Jun 11 2014
Coherent light-matter interaction at the single photon level is a long-standing goal for quantum operations. To reach such strong coupling regime, previous studies mainly focus on improving the quality (Q) factor and reducing the mode volume (V) of the same optical resonators, but they have already reached their limits due to current fabrication and other technological restrictions.
Very recently, a team led by Professors Xiao Yun-Feng and Gong Qihuang at Peking University, collaborated with Columbia University, have demonstrated the strong coupling via dark state resonances in a coupled-cavity quantum electrodynamics system, by removing the requirement for high Q and small V in the same cavity [Phys. Rev. Lett. 112, 213602 (2014)]. Strong coupling has been demonstrated in a highly dissipative cavity even with the decay rate in excess of the interaction strength by two orders of magnitude.

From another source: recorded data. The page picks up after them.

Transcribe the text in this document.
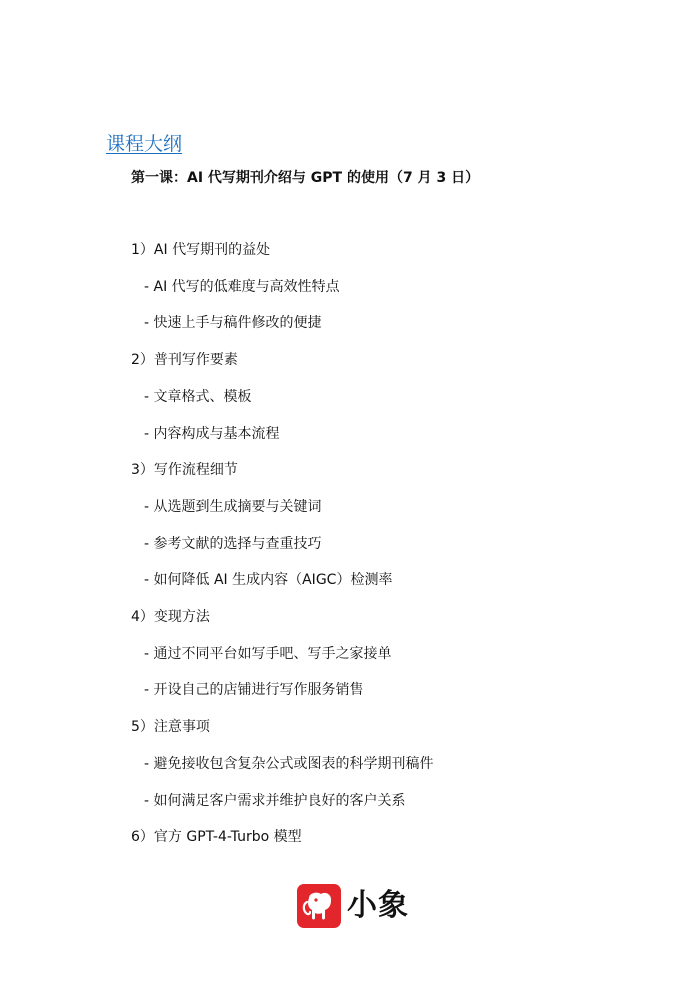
课程大纲
第一课：AI 代写期刊介绍与 GPT 的使用（7 月 3 日）
1）AI 代写期刊的益处
- AI 代写的低难度与高效性特点
- 快速上手与稿件修改的便捷
2）普刊写作要素
- 文章格式、模板
- 内容构成与基本流程
3）写作流程细节
- 从选题到生成摘要与关键词
- 参考文献的选择与查重技巧
- 如何降低 AI 生成内容（AIGC）检测率
4）变现方法
- 通过不同平台如写手吧、写手之家接单
- 开设自己的店铺进行写作服务销售
5）注意事项
- 避免接收包含复杂公式或图表的科学期刊稿件
- 如何满足客户需求并维护良好的客户关系
6）官方 GPT-4-Turbo 模型
小象
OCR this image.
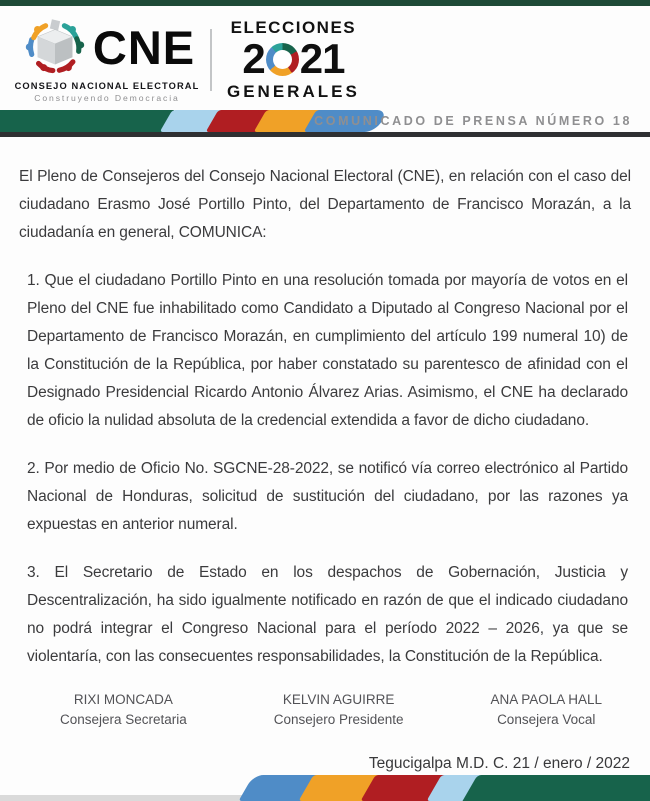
CNE
CONSEJO NACIONAL ELECTORAL
Construyendo Democracia
ELECCIONES
2 21
GENERALES
COMUNICADO DE PRENSA NÚMERO 18

El Pleno de Consejeros del Consejo Nacional Electoral (CNE), en relación con el caso del ciudadano Erasmo José Portillo Pinto, del Departamento de Francisco Morazán, a la ciudadanía en general, COMUNICA:

1. Que el ciudadano Portillo Pinto en una resolución tomada por mayoría de votos en el Pleno del CNE fue inhabilitado como Candidato a Diputado al Congreso Nacional por el Departamento de Francisco Morazán, en cumplimiento del artículo 199 numeral 10) de la Constitución de la República, por haber constatado su parentesco de afinidad con el Designado Presidencial Ricardo Antonio Álvarez Arias. Asimismo, el CNE ha declarado de oficio la nulidad absoluta de la credencial extendida a favor de dicho ciudadano.

2. Por medio de Oficio No. SGCNE-28-2022, se notificó vía correo electrónico al Partido Nacional de Honduras, solicitud de sustitución del ciudadano, por las razones ya expuestas en anterior numeral.

3. El Secretario de Estado en los despachos de Gobernación, Justicia y Descentralización, ha sido igualmente notificado en razón de que el indicado ciudadano no podrá integrar el Congreso Nacional para el período 2022 – 2026, ya que se violentaría, con las consecuentes responsabilidades, la Constitución de la República.

RIXI MONCADA
Consejera Secretaria
KELVIN AGUIRRE
Consejero Presidente
ANA PAOLA HALL
Consejera Vocal
Tegucigalpa M.D. C. 21 / enero / 2022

“For coherent manipulation in cavity quantum electrodynamics (QED), a key prerequisite is to reach the strong coupling regime, where the emitter-field coupling strength exceeds the decay rates of the emitter and the cavity field,” said Xiao, the leading scientist of the team.
In the past two decades great efforts have been made to improve the quality (Q) factor and reduce the mode volume (V) of the same resonators for stronger interactions. However, it remains difficult to achieve high Q and small V simultaneously for the same-type resonator. Fundamentally, this is related to the diffraction limit. A smaller V corresponds to a larger radiative decay rate and more significant roughness scattering, leading to a lower Q.
Unlike the efforts to improve the Q/V figure of merit of the cavities, the team proposes reaching the strong coupling regime via dark state resonances, which removes the requirement for high Q and small V for the same cavity. By coupling the originally weak-coupled cavity QED system with high cavity dissipation to an auxiliary cavity mode with high Q but large V, a strong dark state interaction takes place. They demonstrate that vacuum Rabi oscillations and anharmonicity in the polariton dressed states occur even when the cavity decay rate is 2 orders of magnitude larger than the interaction rate.
“This provides a promising platform for overcoming decoherence in quantum operations and advancing the coherent manipulation of polariton qubits,” said Xiao.